Analysis Blighty’s cloud computing industry now has a trade body that wants to champion trust in data stored at a tech firm’s outhouse, by getting vendors to commit to certification that, by mid-2011, will be independently scrutinised. We just don't know by whom - yet.
Step forward the Cloud Industry Forum (CIF), which this week was a guest at Microsoft’s UK headquarters in Victoria, London, where the group was showing off its soon-to-be launched code of practice for the cloud computing biz sector.
Trade bodies in that field are burgeoning as IT channel players begin to recognise that cloud computing isn’t a fad, but instead is here to stay.
Yet despite many resellers now admitting defeat and getting with the cloud programme, some are still rightly nervous about the processes involved. After all, they’re listening to customers, many of whom remain resoutely wary about the technology.
CIF wants to help change those perceptions by convincing IT vendors to sign up to its code of practice, which will be launched next month.

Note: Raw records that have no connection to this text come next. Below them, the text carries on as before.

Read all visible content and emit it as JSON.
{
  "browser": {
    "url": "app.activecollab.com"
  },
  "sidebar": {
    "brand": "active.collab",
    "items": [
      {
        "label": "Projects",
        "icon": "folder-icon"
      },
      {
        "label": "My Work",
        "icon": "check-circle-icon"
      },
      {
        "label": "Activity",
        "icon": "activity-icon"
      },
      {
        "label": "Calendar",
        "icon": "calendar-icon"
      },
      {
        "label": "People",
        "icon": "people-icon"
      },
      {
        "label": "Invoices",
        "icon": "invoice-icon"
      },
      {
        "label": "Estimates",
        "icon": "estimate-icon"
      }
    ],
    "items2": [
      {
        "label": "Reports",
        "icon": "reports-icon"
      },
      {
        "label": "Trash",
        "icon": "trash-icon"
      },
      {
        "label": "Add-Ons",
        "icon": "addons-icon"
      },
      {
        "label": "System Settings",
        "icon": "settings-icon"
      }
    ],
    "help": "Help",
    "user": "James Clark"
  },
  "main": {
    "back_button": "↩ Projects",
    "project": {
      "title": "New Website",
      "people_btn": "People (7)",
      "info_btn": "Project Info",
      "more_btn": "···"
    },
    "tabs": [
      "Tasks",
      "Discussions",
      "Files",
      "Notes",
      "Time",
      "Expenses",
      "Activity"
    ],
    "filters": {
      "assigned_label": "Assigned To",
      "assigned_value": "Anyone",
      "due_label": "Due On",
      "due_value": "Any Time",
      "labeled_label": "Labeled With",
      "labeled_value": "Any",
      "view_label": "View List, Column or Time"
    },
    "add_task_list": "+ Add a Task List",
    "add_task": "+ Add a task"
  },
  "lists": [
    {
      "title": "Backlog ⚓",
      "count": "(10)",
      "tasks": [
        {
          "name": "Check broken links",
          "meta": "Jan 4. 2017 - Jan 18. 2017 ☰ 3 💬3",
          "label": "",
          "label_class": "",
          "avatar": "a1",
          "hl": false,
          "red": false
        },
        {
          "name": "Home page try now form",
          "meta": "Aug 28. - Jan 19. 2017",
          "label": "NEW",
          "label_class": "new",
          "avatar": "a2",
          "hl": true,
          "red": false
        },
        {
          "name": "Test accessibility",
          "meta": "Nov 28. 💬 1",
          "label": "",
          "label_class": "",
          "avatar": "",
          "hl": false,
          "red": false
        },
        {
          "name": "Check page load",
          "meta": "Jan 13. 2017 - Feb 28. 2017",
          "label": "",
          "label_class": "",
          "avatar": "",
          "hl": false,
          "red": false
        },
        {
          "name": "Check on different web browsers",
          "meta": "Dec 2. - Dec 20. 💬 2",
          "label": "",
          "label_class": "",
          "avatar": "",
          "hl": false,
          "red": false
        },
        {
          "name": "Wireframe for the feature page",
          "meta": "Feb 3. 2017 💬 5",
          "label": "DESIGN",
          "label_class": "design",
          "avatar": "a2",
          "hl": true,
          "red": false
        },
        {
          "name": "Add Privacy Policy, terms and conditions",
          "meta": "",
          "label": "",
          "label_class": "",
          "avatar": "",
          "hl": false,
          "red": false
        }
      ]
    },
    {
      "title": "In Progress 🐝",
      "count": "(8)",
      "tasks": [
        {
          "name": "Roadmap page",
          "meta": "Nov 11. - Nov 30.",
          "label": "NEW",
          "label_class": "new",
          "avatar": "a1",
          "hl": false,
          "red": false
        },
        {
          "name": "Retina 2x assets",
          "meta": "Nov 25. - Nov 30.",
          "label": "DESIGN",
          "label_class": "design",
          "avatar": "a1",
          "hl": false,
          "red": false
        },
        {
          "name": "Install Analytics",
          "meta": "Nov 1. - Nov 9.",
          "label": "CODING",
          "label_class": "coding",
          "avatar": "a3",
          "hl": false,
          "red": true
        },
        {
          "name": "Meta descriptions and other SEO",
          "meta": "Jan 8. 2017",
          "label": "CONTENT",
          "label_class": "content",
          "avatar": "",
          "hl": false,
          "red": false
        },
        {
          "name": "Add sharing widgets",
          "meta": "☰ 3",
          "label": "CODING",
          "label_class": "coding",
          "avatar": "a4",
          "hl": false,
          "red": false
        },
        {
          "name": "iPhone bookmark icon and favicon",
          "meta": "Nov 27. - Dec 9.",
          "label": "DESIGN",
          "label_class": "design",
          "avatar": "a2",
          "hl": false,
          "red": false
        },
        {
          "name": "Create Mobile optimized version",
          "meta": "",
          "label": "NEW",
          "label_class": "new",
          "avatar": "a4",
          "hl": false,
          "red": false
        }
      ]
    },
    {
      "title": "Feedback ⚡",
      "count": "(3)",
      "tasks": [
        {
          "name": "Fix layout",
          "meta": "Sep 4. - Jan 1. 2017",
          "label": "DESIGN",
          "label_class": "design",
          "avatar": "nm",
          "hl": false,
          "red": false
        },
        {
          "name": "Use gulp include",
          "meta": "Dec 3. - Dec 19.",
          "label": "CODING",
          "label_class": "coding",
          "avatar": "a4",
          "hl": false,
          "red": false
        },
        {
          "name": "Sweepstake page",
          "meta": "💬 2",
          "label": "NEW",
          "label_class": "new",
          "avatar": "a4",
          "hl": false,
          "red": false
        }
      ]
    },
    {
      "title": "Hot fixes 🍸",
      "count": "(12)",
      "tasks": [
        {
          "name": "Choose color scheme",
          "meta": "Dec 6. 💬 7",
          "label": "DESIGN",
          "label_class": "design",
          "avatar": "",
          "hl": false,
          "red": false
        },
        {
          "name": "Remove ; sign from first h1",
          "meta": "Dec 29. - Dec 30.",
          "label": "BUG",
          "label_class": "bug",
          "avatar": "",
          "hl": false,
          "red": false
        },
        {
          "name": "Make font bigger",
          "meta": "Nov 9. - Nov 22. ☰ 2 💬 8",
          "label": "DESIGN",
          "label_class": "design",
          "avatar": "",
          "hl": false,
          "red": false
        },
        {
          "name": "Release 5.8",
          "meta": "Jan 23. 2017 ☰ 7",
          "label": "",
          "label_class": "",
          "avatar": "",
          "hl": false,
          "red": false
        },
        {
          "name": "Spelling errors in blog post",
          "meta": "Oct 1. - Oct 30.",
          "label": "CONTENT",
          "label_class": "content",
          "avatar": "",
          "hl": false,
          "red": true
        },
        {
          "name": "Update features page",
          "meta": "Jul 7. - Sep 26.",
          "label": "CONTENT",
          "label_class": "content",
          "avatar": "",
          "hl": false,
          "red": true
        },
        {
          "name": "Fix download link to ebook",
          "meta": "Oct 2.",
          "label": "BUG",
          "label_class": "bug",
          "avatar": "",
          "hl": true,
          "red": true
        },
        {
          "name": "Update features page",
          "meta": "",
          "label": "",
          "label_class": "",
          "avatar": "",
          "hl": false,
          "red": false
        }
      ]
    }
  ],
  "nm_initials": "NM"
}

It’s asking small and large tech firms to pledge allegiance to the code by offering reassurances around data location security, portability of contracts and transparency about who is behind a given service, what risks could be involved, and who ultimately controls the infrastructure.
The idea being that consumer confidence will grow in cloud computing only if tech firms, in effect, self-regulate their service.
“It’s all about focusing on trust between the end user and the supplier,” said CIF chairman and Fasthosts boss Andy Burton.
Indeed, the body’s desire to get companies to sign up to such a code of practice will probably be seen as a noble one.
But will the likes of Google, Salesforce and apparent CIF friend Microsoft be willing to cheaply give away their commercial terms in a software industry shifting from a lock-in licence model to one that might have similar aspirations for the cloud?
“You’ll have to ask them,” Burton told El Reg.
“I can’t speak for any one individual company but, am I optimistic and hopeful that very large global players will sign up? Absolutely, yes I am. Do I think our success is predicated on if they do or don’t join us? No I don’t. The nature of the cloud is about opening it up for everyone," said Burton.
But that in many ways remains the biggest hurdle. The UK’s current IT policy, last tweaked by Whitehall’s previous incumbents in January this year, remains bereft of a regulator; the cloud industry itself is bitching over standards; and in the middle of it all stand the perplexed customers who are squinting their eyes to read the small print.